Example value (gateway)
{
  "success": false,
  "message": "Method not allowed"
}

429 — Too many requests

Daily quota for this client or global upstream cap.

Example value (gateway)
{
  "success": false,
  "message": "Daily operation limit reached for this client",
  "limit": 1000,
  "used": 1000,
  "day": "2026-05-12"
}
{
  "success": false,
  "message": "Global upstream daily quota reached",
  "limit": 50000,
  "used": 50000
}

500 — Server error

Upstream or gateway internal error.

Example value (upstream)
{
  "message": "Server error",
  "success": false
}
Example value (gateway)
{
  "success": false,
  "message": "Database error"
}
{
  "success": false,
  "message": "Missing master API key on server"
}

502 — Bad gateway

Could not complete the upstream HTTP call (network/timeout).

Example value (gateway)
{
  "success": false,
  "message": "Upstream request failed",
  "detail": "Connection timed out"
}

503 — Service unavailable

System not installed or not configured.

Example value (gateway)
{
  "success": false,
  "message": "Midasbuy System is not installed. Run install.php"
}

Always use res.status together with await res.json(): check HTTP code first, then success / message / data inside the body.

Troubleshooting: you only see errors

If you never get a success sample in real traffic, the response body usually tells you which layer failed:

Use gateway-test.html or proxy-test.html on the same host with a known-good client key and minimal body (e.g. getPlayer with a real player id) to separate “gateway blocked” from “upstream rejected”.

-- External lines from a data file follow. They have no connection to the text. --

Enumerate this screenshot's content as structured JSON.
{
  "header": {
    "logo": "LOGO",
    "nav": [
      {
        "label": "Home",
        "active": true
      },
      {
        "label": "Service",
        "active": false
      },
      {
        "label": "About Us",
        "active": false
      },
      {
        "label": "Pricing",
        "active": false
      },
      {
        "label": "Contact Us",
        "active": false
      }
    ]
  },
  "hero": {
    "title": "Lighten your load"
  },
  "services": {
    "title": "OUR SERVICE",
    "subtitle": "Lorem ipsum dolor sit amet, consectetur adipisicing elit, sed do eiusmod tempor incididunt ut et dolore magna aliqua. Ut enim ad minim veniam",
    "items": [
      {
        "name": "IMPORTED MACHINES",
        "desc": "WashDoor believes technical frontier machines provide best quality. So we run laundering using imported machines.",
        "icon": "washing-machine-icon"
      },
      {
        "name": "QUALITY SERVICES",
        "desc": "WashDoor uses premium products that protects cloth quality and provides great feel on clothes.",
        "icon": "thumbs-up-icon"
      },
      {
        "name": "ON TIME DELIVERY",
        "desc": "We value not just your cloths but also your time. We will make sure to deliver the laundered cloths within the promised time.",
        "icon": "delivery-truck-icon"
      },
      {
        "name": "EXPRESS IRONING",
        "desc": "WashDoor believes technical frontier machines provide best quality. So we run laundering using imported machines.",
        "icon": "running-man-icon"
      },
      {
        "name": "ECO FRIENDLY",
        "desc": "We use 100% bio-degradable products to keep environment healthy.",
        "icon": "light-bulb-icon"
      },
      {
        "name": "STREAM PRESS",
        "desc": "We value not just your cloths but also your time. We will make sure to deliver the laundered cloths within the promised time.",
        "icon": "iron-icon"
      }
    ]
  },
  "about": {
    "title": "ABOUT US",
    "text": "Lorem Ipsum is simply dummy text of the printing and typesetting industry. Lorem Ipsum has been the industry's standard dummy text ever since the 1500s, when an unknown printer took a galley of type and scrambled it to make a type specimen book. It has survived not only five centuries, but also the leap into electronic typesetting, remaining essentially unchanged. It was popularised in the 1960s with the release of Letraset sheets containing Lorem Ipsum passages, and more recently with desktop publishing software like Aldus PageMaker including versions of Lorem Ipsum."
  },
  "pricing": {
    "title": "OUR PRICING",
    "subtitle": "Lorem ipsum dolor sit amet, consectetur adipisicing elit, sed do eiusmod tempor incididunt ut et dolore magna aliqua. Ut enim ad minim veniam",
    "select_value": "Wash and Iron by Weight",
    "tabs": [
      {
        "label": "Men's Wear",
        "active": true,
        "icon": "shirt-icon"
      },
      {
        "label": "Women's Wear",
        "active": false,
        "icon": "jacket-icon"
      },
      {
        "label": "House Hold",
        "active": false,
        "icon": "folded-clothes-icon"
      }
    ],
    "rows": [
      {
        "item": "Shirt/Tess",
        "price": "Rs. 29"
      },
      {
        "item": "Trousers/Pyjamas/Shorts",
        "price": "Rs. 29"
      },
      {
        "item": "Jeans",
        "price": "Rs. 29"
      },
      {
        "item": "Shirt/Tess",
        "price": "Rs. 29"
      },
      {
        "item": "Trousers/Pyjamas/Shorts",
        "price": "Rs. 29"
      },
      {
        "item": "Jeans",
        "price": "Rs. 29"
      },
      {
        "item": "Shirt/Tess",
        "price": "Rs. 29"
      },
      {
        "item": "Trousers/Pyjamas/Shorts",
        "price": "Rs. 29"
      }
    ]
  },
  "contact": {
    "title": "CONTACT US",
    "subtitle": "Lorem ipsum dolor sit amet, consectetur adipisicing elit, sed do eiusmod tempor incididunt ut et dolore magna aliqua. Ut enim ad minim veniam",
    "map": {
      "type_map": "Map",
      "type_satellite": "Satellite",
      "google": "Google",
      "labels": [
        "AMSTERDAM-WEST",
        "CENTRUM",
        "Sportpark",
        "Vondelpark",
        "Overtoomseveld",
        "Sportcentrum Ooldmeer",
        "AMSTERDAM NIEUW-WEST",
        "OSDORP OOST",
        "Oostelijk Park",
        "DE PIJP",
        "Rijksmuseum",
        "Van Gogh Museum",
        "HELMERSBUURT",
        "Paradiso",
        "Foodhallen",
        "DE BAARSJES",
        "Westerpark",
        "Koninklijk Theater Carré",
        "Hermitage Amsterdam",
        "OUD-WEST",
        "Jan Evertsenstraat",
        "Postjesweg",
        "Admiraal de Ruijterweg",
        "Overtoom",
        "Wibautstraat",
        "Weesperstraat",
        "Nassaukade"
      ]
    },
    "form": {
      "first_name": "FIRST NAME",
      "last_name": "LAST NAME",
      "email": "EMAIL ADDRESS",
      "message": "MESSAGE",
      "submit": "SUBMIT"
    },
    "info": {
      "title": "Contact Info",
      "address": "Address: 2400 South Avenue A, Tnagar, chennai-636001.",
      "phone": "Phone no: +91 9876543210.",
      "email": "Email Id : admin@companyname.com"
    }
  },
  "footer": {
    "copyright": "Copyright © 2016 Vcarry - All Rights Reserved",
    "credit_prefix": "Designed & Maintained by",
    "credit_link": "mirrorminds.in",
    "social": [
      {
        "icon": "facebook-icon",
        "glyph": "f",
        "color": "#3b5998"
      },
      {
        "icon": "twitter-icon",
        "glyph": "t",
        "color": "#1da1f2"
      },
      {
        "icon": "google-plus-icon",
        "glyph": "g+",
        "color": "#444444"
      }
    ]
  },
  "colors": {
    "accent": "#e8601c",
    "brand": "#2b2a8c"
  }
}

Example: JavaScript (fetch)

const url = "https://weecard.almirsystem.cloud/gateway.php?action=getPlayer";
const res = await fetch(url, {
  method: "POST",
  headers: {
    "Content-Type": "application/json",
    "X-Api-Key": "YOUR_CLIENT_KEY"
  },
  body: JSON.stringify({ client_ref: "YOUR_UNIQUE_ID", player_id: 555555555 })
});
const data = await res.json();
// On HTTP 200: check data.success, then data.data (and data.data.status when present)

Example: cURL (Windows)

curl -X POST "https://weecard.almirsystem.cloud/gateway.php?action=getPlayer" ^
  -H "Content-Type: application/json" ^
  -H "X-Api-Key: YOUR_CLIENT_KEY" ^
  -d "{\"client_ref\":\"YOUR_UNIQUE_ID\",\"player_id\":555555555}"

On Linux/mac, use \ for line continuation instead of ^.